Poussant un cri, Stiles tomba douloureusement sur les fesses puis recula précipitamment. Les flammes étaient si grandes qu'elles sortaient de l'antre, menaçant les buches entreposées à côté de la cheminée.

— Merde ! s'écria Stiles en se redressant.

Il avait mis trop d'huile, à tous les coups, et s'il ne faisait rien tout allait prendre feu. Il retourna en quatrième vitesse dans la chambre, attrapa le broc d'eau puis retourna en arrière pour en jeter le contenu dans le feu. La réaction fut immédiate : les flammes rugirent et grandirent encore, tellement qu'il en senti la chaleur sur son visage.

— Le con !! s'écria-t-il encore.

Il le savait, pourtant, qu'il ne fallait pas jeter d'eau sur de l'huile en feu ! En dix secondes, il avait compris ce qu'il aurait dû faire depuis le début, mais il dut pour cela lutter contre la porte d'entrée de la cabane, qui semblait s'être transformée en plomb durant la nuit.

Une fois qu'il fut dehors il s'échina à gratter la terre pour jeter dans ce feu vivant autant de boue froide et dur qu'il le put. À la fin de cette entreprise, il était en sueur sous ses vêtements froids, deux de ses doigts de la main gauche étaient en sang, sans compter qu'il avait quelques cloques sur la main droite, signe qu'il s'était brûlé ; l'antre de sa petite cheminée était plein de boue, tout comme le sol et ses vêtements.

Dépité, ennuyé par ce mal de tête persistant et honteux de s'être laissé séduire par l'alcool la veille au soir, Stiles soupira et frotta ses paupières fermées.

— Putain, soupira-t-il lorsqu'il se mit de la boue jusque dans les sourcils.

Nettoyer tout ça puis faire redémarrer un feu lui prit une bonne partie de la matinée. Lorsqu'il eut enfin fini il faisait terriblement froid, si froid que les deux petites fenêtres étaient cristallisées de givre sur les bords, mais de la cheminée montait déjà une bonne chaleur réconfortante.

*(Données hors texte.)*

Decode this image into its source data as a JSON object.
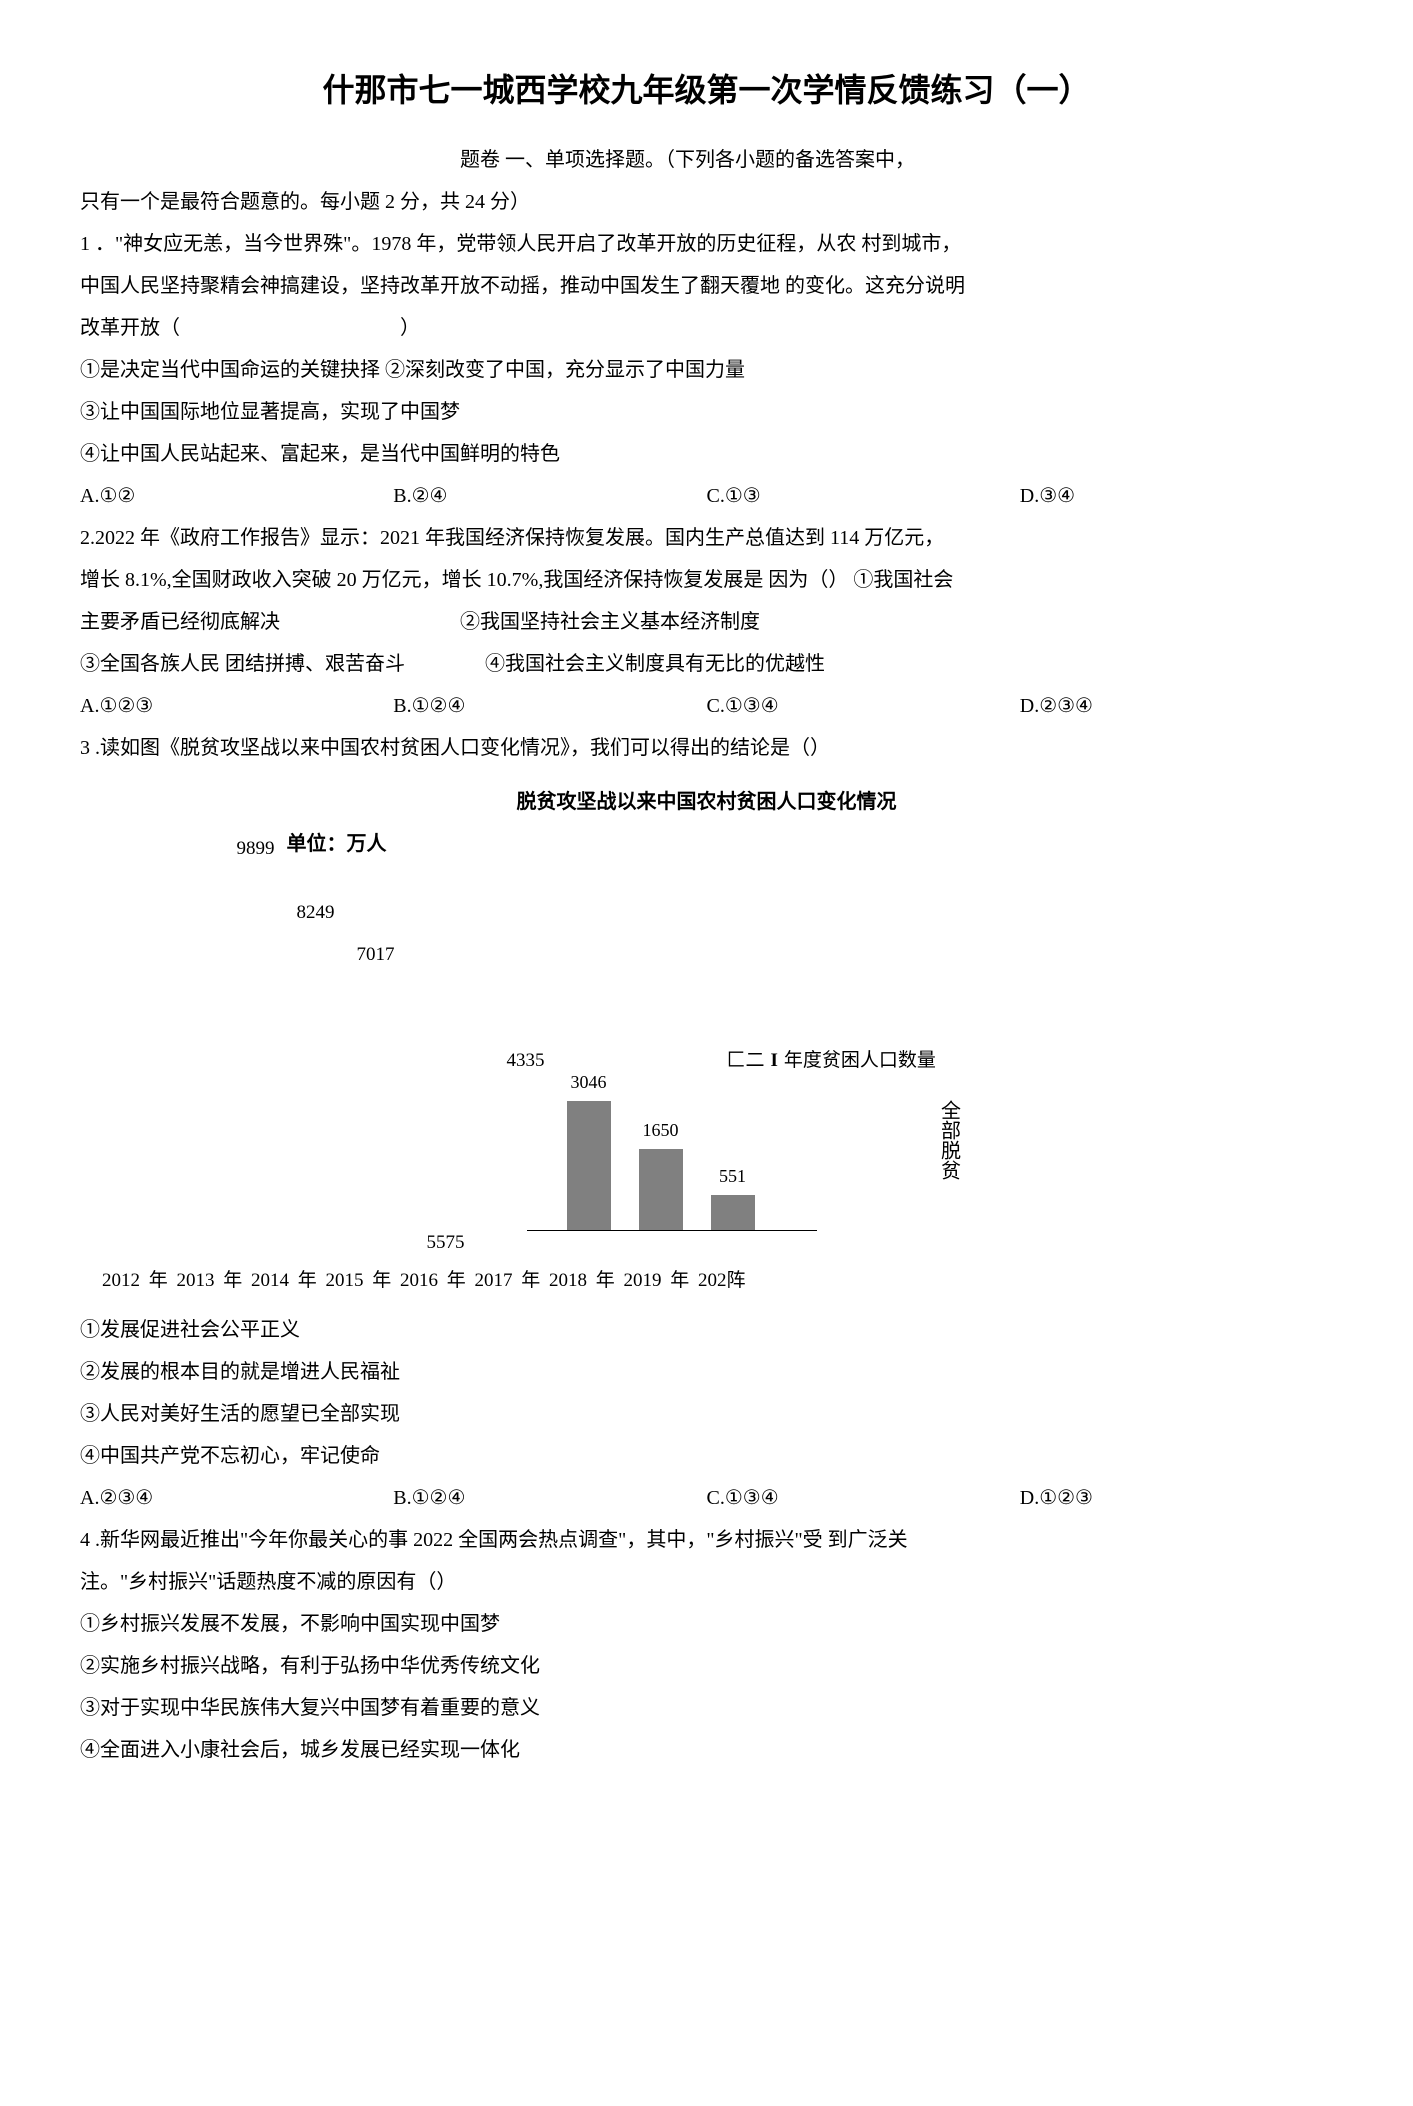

Pour nettoyer ses vêtements boueux, Stiles n'eut malheureusement d'autres choix que de sortir chercher de l'eau armé d'un sceau. Derrière la bute, l'un des nombreux petits bras de la rivière Noatak suivait la route en direction de la ville. Vêtu de sa combinaison de ski, de ses lourdes bottes et de sa parka, il sortit.

Le froid lui glaça la peau du visage et rendit vite le bout de ses oreilles très douloureux. Arrivé près de la rivière, il posa le seau dans la terre gorgée d'eau et étira son dos douloureux. Son mal de tête avait presque disparu. Soupirant, il contempla le paysage.